Ce projet de thèse est financé par l'European Research Council (ERC) Starting Grant “LAKE-SWITCH : Using lake sediments to reconstruct soil weathering trajectories over the Holocene”. Cette thèse sera co-dirigée par le Dr. Mathieu Dellinger (CNRS, EDYTEM, mathieu.dellinger@univ-smb.fr), le Dr. Julien Bouchez (CNRS, IPGP, bouchez@ipgp.fr) et le Dr. Pierre Sabatier (MCF, EDYTEM, pierre.sabatier@univ-smb.fr). Le Centre national de la recherche scientifique (CNRS), est le plus grand organisme public français de recherche scientifique. Le/la doctorant(e) sera basé(e) à EDYTEM (UMR CNRS et USMB) au Bourget-du Lac, mais sera aussi amené(e) à effectuer des séjours à l'Institut de Physique du Globe de Paris (IPGP) pour les analyses isotopiques. Il/elle rejoindra des équipes de travail dynamiques et conviviales : l'équipe « Zone Critique » à EDYTEM, l'équipe G2E à l'IPGP. L'étudiant(e) sera aussi intégré(e) au sein de l'école doctorale SIE (“École doctorale Sciences, ingénierie et environnement”) de l'Université Savoie Mont Blanc (USMB).

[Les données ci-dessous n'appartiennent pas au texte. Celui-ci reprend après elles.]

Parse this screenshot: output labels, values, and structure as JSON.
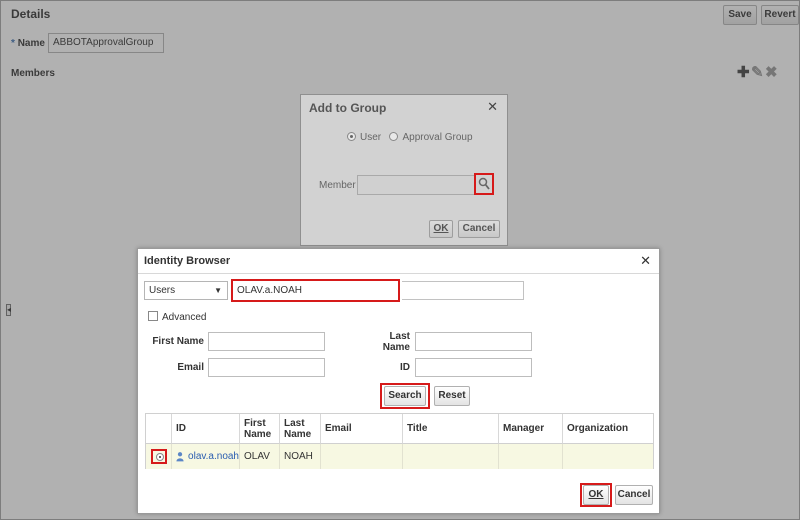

Le campus du Bourget-de-lac de l'USMB est idéalement situé, à proximité du lac du Bourget entre Chambéry et Aix-les-Bains, pour des activités de plein air, avec un large choix d'activités sportives et culturelles proposée par l'université. L'IPGP, situé au cœur du 5ème arrondissement de Paris, est un organisme de recherche en géosciences de renommée mondiale, avec environ 100 doctorant(e)s. Le projet bénéficiera de la plateforme analytique de pointe ("PARI") de l'IPGP. L'IPGP fait partie intégrante de l'Université Paris-Cité, l'une des plus importante en France, avec une large gamme de services et d'infrastructures offertes aux étudiants.

Contraintes et risques

Le projet est ouvert aux candidat(e)s de toute nationalité qui possèdent un Master en géochimie ou Sciences de la Terre. Une expérience en géochimie isotopique sera grandement appréciée et une mobilité importante sera nécessaire afin de réaliser les mesures isotopiques sur Paris à l'IPGP dans le cadre du co-encadrement de la thèse. Enfin, une appétence pour le travail de terrain sera appréciée pour les missions d'échantillonnage prévues dans le cadre de ce doctorat.